Martin Bartos, !MP

He kept his deposit, which is something of a landmark for the Scottish Green Party. At one point it was looking dicey, but somehow about six bundles of a hundred votes each must have escaped our notice, since he was well over the required 5% of the poll. Only 1% behind the Conservatives, too.

The count, meanwhile, was quite an experience. Glasgow turns out to be rather more modern in the way it presents itself than Leeds was – heck, they use sans-serif type, which I don’t think had even been invented when Leeds last updated its presses. Also, the count is held in the bland modernity of the Scottish Exhibition and Conference Centre, so the result is disappointingly more professional than I’d expected. But it still consists of table after table of three nameless workers sifting through ballot papers and flattening them into piles. Later, they sort the piles by vote cast, at which point some triads reveal astonishing incompetence while others flow like choreographed dancers, their hands flashing across the table with nary a collision. Finally, the piles are counted, recounted, and checked.
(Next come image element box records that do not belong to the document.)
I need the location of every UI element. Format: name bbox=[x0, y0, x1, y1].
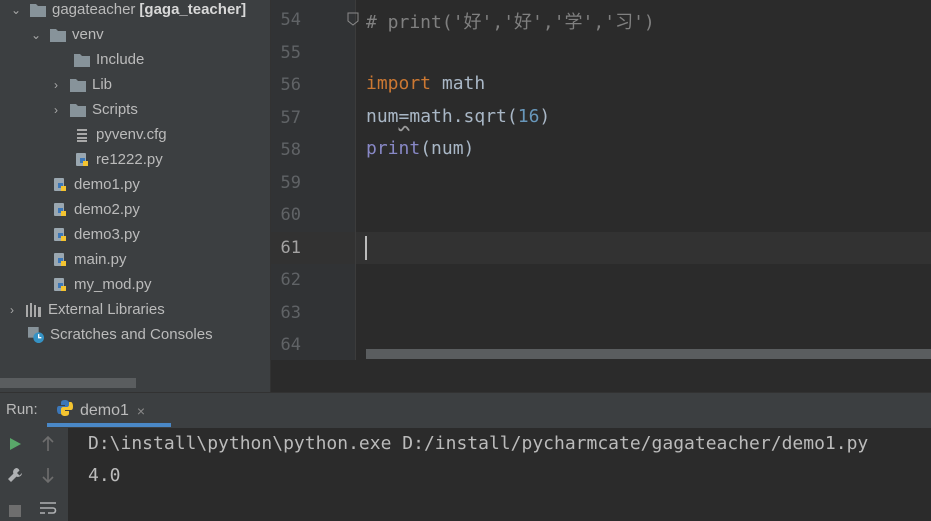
code-token: num bbox=[366, 106, 399, 127]
scroll-down-icon[interactable] bbox=[38, 465, 58, 485]
tree-item-venv[interactable]: ⌄ venv bbox=[0, 22, 270, 47]
console-output-line: 4.0 bbox=[88, 465, 121, 486]
tree-item-pyvenv[interactable]: pyvenv.cfg bbox=[0, 122, 270, 147]
tree-item-label: Include bbox=[96, 51, 145, 68]
root-folder-name: gagateacher bbox=[52, 1, 136, 18]
python-icon bbox=[56, 399, 74, 422]
code-line-58: print(num) bbox=[366, 138, 474, 159]
chevron-right-icon[interactable]: › bbox=[50, 103, 62, 117]
code-token: math.sqrt( bbox=[409, 106, 518, 127]
editor-horizontal-scrollbar[interactable] bbox=[366, 349, 931, 359]
number-literal: 16 bbox=[517, 106, 540, 127]
tree-item-label: pyvenv.cfg bbox=[96, 126, 167, 143]
line-number: 56 bbox=[280, 75, 301, 95]
run-label: Run: bbox=[6, 401, 38, 418]
console-command-line: D:\install\python\python.exe D:/install/… bbox=[88, 433, 869, 454]
rerun-icon[interactable] bbox=[5, 434, 25, 454]
tree-item-external-libraries[interactable]: › External Libraries bbox=[0, 297, 270, 322]
tree-item-label: External Libraries bbox=[48, 301, 165, 318]
python-file-icon bbox=[52, 227, 68, 243]
tree-item-root[interactable]: ⌄ gagateacher [gaga_teacher] bbox=[0, 0, 270, 22]
tree-item-label: Lib bbox=[92, 76, 113, 93]
code-token: math bbox=[431, 73, 486, 94]
tree-item-lib[interactable]: › Lib bbox=[0, 72, 270, 97]
code-line-54: # print('好','好','学','习') bbox=[366, 12, 655, 33]
project-horizontal-scrollbar[interactable] bbox=[0, 378, 136, 388]
line-number: 54 bbox=[280, 10, 301, 30]
line-number: 60 bbox=[280, 205, 301, 225]
chevron-right-icon[interactable]: › bbox=[50, 78, 62, 92]
fold-marker-icon[interactable] bbox=[347, 12, 359, 26]
tree-item-re1222[interactable]: re1222.py bbox=[0, 147, 270, 172]
tree-item-scratches[interactable]: Scratches and Consoles bbox=[0, 322, 270, 347]
run-console[interactable]: D:\install\python\python.exe D:/install/… bbox=[0, 428, 931, 521]
scratches-icon bbox=[28, 326, 44, 343]
line-number: 62 bbox=[280, 270, 301, 290]
line-number: 64 bbox=[280, 335, 301, 355]
scroll-up-icon[interactable] bbox=[38, 434, 58, 454]
chevron-right-icon[interactable]: › bbox=[6, 303, 18, 317]
run-toolbar bbox=[0, 428, 68, 521]
chevron-down-icon[interactable]: ⌄ bbox=[10, 3, 22, 17]
line-number: 57 bbox=[280, 108, 301, 128]
tree-item-my-mod[interactable]: my_mod.py bbox=[0, 272, 270, 297]
folder-icon bbox=[50, 27, 66, 43]
line-number: 63 bbox=[280, 303, 301, 323]
pep8-warning-token: = bbox=[398, 106, 410, 127]
tree-item-label: demo2.py bbox=[74, 201, 140, 218]
tree-item-include[interactable]: Include bbox=[0, 47, 270, 72]
current-line-highlight bbox=[271, 232, 931, 264]
library-icon bbox=[26, 302, 42, 318]
tree-item-demo2[interactable]: demo2.py bbox=[0, 197, 270, 222]
tree-item-demo1[interactable]: demo1.py bbox=[0, 172, 270, 197]
tree-item-label: Scripts bbox=[92, 101, 138, 118]
builtin-print: print bbox=[366, 138, 421, 159]
tree-item-label: venv bbox=[72, 26, 104, 43]
gutter-divider bbox=[355, 0, 356, 360]
project-tool-window: ⌄ gagateacher [gaga_teacher] ⌄ venv Incl… bbox=[0, 0, 270, 392]
folder-icon bbox=[30, 2, 46, 18]
folder-icon bbox=[74, 52, 90, 68]
tree-item-label: re1222.py bbox=[96, 151, 163, 168]
code-token: (num) bbox=[420, 138, 475, 159]
soft-wrap-icon[interactable] bbox=[38, 498, 58, 518]
line-number: 58 bbox=[280, 140, 301, 160]
wrench-icon[interactable] bbox=[5, 465, 25, 485]
python-file-icon bbox=[52, 277, 68, 293]
tree-item-demo3[interactable]: demo3.py bbox=[0, 222, 270, 247]
module-name: [gaga_teacher] bbox=[139, 1, 247, 18]
keyword-import: import bbox=[366, 73, 432, 94]
folder-icon bbox=[70, 77, 86, 93]
tree-item-main[interactable]: main.py bbox=[0, 247, 270, 272]
tree-item-label: main.py bbox=[74, 251, 127, 268]
code-line-57: num=math.sqrt(16) bbox=[366, 106, 550, 127]
chevron-down-icon[interactable]: ⌄ bbox=[30, 28, 42, 42]
python-file-icon bbox=[52, 202, 68, 218]
python-file-icon bbox=[52, 252, 68, 268]
code-editor[interactable]: 54 55 56 57 58 59 60 61 62 63 64 # print… bbox=[271, 0, 931, 360]
line-number: 55 bbox=[280, 43, 301, 63]
folder-icon bbox=[70, 102, 86, 118]
code-token: ) bbox=[539, 106, 551, 127]
python-file-icon bbox=[74, 152, 90, 168]
tree-item-label: demo3.py bbox=[74, 226, 140, 243]
text-caret bbox=[365, 236, 367, 260]
tree-item-label: Scratches and Consoles bbox=[50, 326, 213, 343]
run-panel-header: Run: demo1 × bbox=[0, 392, 931, 428]
tree-item-label: my_mod.py bbox=[74, 276, 152, 293]
code-line-56: import math bbox=[366, 73, 485, 94]
active-tab-indicator bbox=[47, 423, 171, 427]
tree-item-label: demo1.py bbox=[74, 176, 140, 193]
text-file-icon bbox=[74, 127, 90, 143]
line-number: 59 bbox=[280, 173, 301, 193]
run-tab-label: demo1 bbox=[80, 401, 129, 419]
stop-icon[interactable] bbox=[5, 501, 25, 521]
tree-item-scripts[interactable]: › Scripts bbox=[0, 97, 270, 122]
close-icon[interactable]: × bbox=[137, 403, 145, 419]
line-number-active: 61 bbox=[280, 238, 301, 258]
python-file-icon bbox=[52, 177, 68, 193]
…which all takes about four hours. If I omit to recall the lengthy ‘standing around waiting for something to happen’ parts, however, it was quite exciting. I’m glad, however, that I thought to take the long lens for my camera, since I got to snipe pictures of people with clipboards and interestingly earnest faces. Pictures to follow, since I’m still living in a world where polling stations are staffed by grannies, type has block serifs, and cameras shoot on real film.